One notable exception to this pattern are the results from Brunye et al.21. In their experiment, participants first performed a search task for 20 landmark buildings in a particular order in a large virtual environment and were then asked to search for these same buildings in order under low, medium, or high time pressure. Similar to Brown et al.25, Brunye et al.21 found that more stress led to a shift from map-based to route-based strategies. They also found that time pressure negatively affected search accuracy. Interestingly, their individual differences analyses indicated that the tendency to adopt a map-based strategy was best explained by video game experience. In contrast, our results indicate that time-related monetary penalties positively affected navigation performance, especially for women. Future work should consider the potential interaction between the timing and relevance of a stressor for navigation to further disentangle these results.
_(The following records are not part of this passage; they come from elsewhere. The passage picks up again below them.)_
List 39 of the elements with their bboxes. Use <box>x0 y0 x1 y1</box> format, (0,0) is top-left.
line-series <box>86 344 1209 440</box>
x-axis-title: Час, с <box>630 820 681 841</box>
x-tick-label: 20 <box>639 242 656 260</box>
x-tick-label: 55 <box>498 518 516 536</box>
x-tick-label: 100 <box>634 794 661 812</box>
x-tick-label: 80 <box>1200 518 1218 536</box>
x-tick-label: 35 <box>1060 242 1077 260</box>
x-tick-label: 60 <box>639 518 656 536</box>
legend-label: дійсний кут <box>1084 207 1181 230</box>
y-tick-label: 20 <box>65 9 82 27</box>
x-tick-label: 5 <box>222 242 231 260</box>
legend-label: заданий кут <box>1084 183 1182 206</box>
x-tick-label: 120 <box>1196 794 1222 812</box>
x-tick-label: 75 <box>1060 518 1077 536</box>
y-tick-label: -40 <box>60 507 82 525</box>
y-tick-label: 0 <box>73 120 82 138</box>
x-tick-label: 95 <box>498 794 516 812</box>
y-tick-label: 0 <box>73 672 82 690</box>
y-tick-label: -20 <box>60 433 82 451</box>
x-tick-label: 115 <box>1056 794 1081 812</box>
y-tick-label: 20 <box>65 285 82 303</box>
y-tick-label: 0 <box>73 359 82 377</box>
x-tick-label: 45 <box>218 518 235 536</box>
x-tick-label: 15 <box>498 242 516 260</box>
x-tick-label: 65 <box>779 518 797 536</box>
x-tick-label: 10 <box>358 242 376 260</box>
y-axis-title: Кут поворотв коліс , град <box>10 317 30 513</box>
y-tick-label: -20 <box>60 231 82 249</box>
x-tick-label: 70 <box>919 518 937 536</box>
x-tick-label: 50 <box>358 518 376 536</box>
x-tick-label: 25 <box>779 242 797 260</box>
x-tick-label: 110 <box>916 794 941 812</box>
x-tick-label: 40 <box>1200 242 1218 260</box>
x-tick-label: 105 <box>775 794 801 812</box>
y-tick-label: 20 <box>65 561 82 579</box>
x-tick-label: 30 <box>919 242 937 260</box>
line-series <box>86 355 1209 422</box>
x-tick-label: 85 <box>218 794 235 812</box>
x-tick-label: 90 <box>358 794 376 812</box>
An alternative explanation for our results is that there was a ceiling effect on testing performance in which either gender could have performed better than the other on a more difficult task. Here, participants only searched for six landmarks which is considerably less than some other studies21. However, this alternative does not explain the difference we observed in the routes taken by women in the control and motivation groups. Another possible limitation is our use of virtual reality for inducing and measuring stress during navigation. While we acknowledge that that are clear differences between virtual and real-world navigation91, there is a growing body of evidence that navigation through virtual environments represents at least a subset of real-world navigation behavior92,93,94,95. Despite these possible limitations, the present findings point towards an explanation for gender differences in navigation behavior that has so far been largely overlooked.

Conclusion

The present paper provides evidence for an alternative interpretation of the pervasive gender differences found in the spatial cognition and navigation literature. While previous research has emphasized the detrimental effects of stressors experienced during encoding rather than testing, we found that women performed similarly to men when motivated to complete the navigation task with a concurrent and relevant stressor. These findings are important because, rather than providing evidence for or against gender differences, they elucidate some conditions in which gender differences occur. We also characterized the physiological correlates and spatial behaviors of stress and motivation during navigation. Towards this end, we demonstrated a correlation between change in heart rate and time required to complete the task, as well as differences between women in the motivated and control groups in terms of map use and path choice. These findings may be especially pertinent for understanding everyday navigation for which gender differences may have been exaggerated.